On January 13, 2023, Murphy agreed to a one-year, $1.625 million contract with the Mariners, avoiding salary arbitration. After serving as the starting catcher in 2019 and 2021 and being injured in his other two years with the Mariners, he entered his final season in Seattle as the clear backup to Cal Raleigh. His season ended after injuring his thumb while catching a foul tip. The initial diagnosis of a displaced tendon was changed to a fracture. In 47 games, he batted. 290 with 8 home runs.

===San Francisco Giants===
On December 23, 2023, Murphy signed a two-year, $8.25 million contract with the San Francisco Giants. He hit .118 in 13 games for the Giants before suffering a knee injury while chasing down a wild pitch on May 4, 2024. He was diagnosed with a left knee sprain and ruled out for 4-to-6 weeks, which necessitated a move to the 60-day injured list on May 15. He would not play any more games on his contract with the Giants.
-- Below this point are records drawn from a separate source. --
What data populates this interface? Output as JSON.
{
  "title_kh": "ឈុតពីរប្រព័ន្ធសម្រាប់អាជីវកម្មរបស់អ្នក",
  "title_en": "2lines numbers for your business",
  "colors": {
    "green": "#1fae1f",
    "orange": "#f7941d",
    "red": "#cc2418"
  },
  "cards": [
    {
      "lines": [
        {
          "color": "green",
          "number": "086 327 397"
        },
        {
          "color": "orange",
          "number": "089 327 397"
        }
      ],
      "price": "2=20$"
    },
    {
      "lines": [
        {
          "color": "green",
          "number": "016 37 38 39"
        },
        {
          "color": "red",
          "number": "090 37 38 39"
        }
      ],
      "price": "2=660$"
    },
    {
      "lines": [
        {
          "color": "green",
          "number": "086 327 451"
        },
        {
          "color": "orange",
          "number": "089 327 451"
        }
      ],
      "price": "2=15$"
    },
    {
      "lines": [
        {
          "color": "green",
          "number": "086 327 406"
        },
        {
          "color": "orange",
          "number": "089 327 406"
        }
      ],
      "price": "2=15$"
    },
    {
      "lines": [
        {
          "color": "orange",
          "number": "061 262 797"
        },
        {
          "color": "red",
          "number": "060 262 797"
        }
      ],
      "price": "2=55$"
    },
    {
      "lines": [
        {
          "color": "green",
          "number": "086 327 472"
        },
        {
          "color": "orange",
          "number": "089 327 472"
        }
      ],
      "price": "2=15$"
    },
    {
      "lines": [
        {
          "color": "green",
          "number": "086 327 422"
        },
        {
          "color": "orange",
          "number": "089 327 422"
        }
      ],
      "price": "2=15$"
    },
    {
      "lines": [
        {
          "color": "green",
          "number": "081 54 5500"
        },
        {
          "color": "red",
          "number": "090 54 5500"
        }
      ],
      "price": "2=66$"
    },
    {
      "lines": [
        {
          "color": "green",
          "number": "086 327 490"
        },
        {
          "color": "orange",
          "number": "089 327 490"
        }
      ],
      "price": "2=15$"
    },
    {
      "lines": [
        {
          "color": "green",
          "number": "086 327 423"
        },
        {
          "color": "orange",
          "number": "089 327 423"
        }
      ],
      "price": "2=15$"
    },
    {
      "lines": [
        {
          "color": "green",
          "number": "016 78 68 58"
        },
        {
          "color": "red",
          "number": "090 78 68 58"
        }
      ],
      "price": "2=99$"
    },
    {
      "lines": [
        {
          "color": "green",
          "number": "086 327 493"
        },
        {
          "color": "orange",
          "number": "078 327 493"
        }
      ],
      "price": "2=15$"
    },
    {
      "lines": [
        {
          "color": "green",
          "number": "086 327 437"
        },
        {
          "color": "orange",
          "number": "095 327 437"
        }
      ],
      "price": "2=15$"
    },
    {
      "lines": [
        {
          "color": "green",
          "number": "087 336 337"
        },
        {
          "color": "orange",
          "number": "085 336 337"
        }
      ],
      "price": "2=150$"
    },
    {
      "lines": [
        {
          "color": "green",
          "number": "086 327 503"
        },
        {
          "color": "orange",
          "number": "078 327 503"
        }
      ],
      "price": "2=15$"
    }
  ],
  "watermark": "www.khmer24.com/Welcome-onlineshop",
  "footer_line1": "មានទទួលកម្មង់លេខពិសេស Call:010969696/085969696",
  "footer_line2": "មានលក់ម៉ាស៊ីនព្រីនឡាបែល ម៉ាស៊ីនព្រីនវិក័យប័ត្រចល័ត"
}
On March 27, 2025, Murphy returned to on the 60-day injured list with a herniated disc in his back. He missed the entire 2025 season and rehabilitated at home in New York. He said in August that his injury had been mishandled and that he had received an epidural in the wrong disc in his back, hampering his recovery. The Giants declined the 2026 option on Murphy's contract on November 3, paying him a $250,000 buyout and making him a free agent.

== International career ==
Murphy played for the U.S. collegiate national team for four games in 2011, going hitless as a designated hitter and pinch hitter in 8 at bats. He also played against the national team, homering off Kevin Gausman in Fenway Park in a win for the New England Collegiate Baseball League All-Stars.

Murphy played for the U.S. national team at the 2015 Pan Am Games, a team consisting largely of Minor League Baseball players. Pitcher Nate Smith praised Murphy's catching as the U.S. limited Cuba to one hit in a semifinal win. In the championship game, Murphy could not hold onto a throw from Tyler Pastornicky during a play at the plate, allowing Canada's Pete Orr to score the title-winning run. Murphy started 10 games for the U.S., batting .324 with two doubles, two triples, and one defensive error.

==Personal life==
Murphy was raised by his parents in West Monroe, New York. The family are fans of the New York Yankees. He has a brother.

Murphy and his wife have three children and reside in Constantia, New York.

Murphy has blue eyes, which San Francisco pitcher Mason Black said "definitely stare into your soul". He is also known as an intense baseball player.